Прошло около часа. Демин и Самохин снова добрались до отряда моряков и позвонили, что Саню найти не удалось, хотя моряки ищут ее. Затем они тоже отправились на поиски.
– Куда она могла деться – ума не приложу! Как сквозь землю провалилась! – нахмурился Блохин.
– Сквозь землю – того не может быть, а в картофельную яму очень даже могла попасть! Тогда ее до утра не сыщешь, – проговорил Прахов.
– До утра она замерзнет.
– В яме куда теплее, чем в поле. Сверху снегом присыплет – и тепло, что в твоей избе.
В это время в штаб моряков из сторожевого охранения поступило сообщение о поимке у реки трех перебежчиков – двух мужчин и одной женщины.
– Немедленно всех доставить в штаб! – распорядился Лутковский. – И смотрите, чтобы все были живы. Иначе самим голову отверчу!
Запищал телефон. Блохин снова справлялся о Сане.
– Что у вас нового? Никого не нашли? – спросил он. – Тут приемная мать девушки ревет белугой, дочку раньше времени оплакивает…
– Пока ничего. Поймали на реке каких-то перебежчиков. Сейчас приведут сюда, – ответил Лутковский.
Молодежный отряд по-прежнему был придан морякам, и Орехов с Васей Алексеевым находились в соседней избе, рядом со штабом моряков. Утомленные дневными боями, оба дремали, лежа на печке, когда неожиданно связной принес весть о пропаже Сани. Он довольно путано сообщил, что Саня пошла в Поповку и пропала.
– Сейчас ее ищут и хлопцы из Стального отряда и наши моряки, но найти не могут.
Едва до сознания Орехова дошло, что Сане угрожает какая-то опасность, как сон мигом слетел с него. Он без церемоний растолкал Васю Алексеева и предложил идти на поиски девушки.
– Ты же ее знаешь, Вася! Она с нашего Стального завода. Надо идти искать. На дворе страшная метель, упадет – и мигом замерзнет, – доказывал Орехов.

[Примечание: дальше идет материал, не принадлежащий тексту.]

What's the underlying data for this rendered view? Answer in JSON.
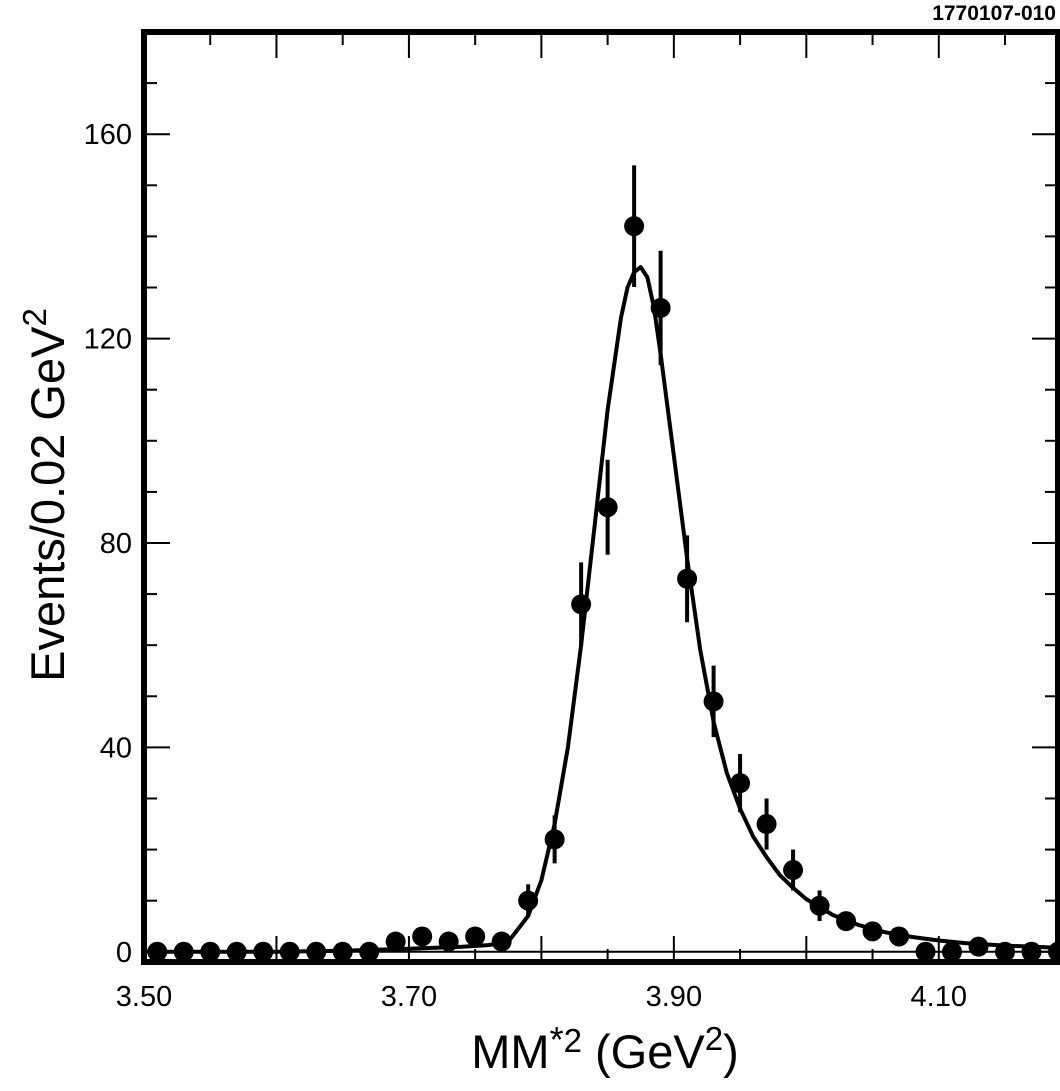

– Подбери человек десять хороших лыжников. Пусть с собой возьмут спирт и бинты. Мало ли что там может понадобиться, когда ее найдут, – решил Алексеев.
Через несколько минут человек двенадцать юношей и две девушки-санитарки в белых маскировочных халатах на лыжах и с винтовками за плечами во главе с Ореховым уже бежали по проводу от избы Лутковского по направлению к Стальному отряду. Лыжники шли цепью с небольшими интервалами. Таким образом они сразу осмотрели целую полосу шириной до ста метров. Они обнаружили и ту яму, в которую попала Саня, осмотрели ее и, конечно, ничего не нашли.
Прошло не больше двадцати минут, как весь путь от Стального отряда до моряков и обратно был дважды осмотрен молодежью. Вконец расстроенный и встревоженный Орехов вернулся к Лутковскому. Как раз в это время сообщили о задержании на берегу Нарвы трех перебежчиков. Вслед за этим явился еще матрос и доложил:
– Так что разрешите доложить, товарищ командир. Девка-то, кажись, нашлась! С передовой сообщают, что сейчас на самом берегу Нарвы подобрали какую-то девчонку из Стального отряда…
– Что?! Как она туда попала? – удивился Лутковский.
– Говорят, за контрой гналась. Одного пристрелила, а другой ее ранил. Девка, сказывают, боевая… Наши-то сначала и ее к контре причислили. Потом только разобрались, кто она…
Лутковский сообщил обо всем этом Блохину.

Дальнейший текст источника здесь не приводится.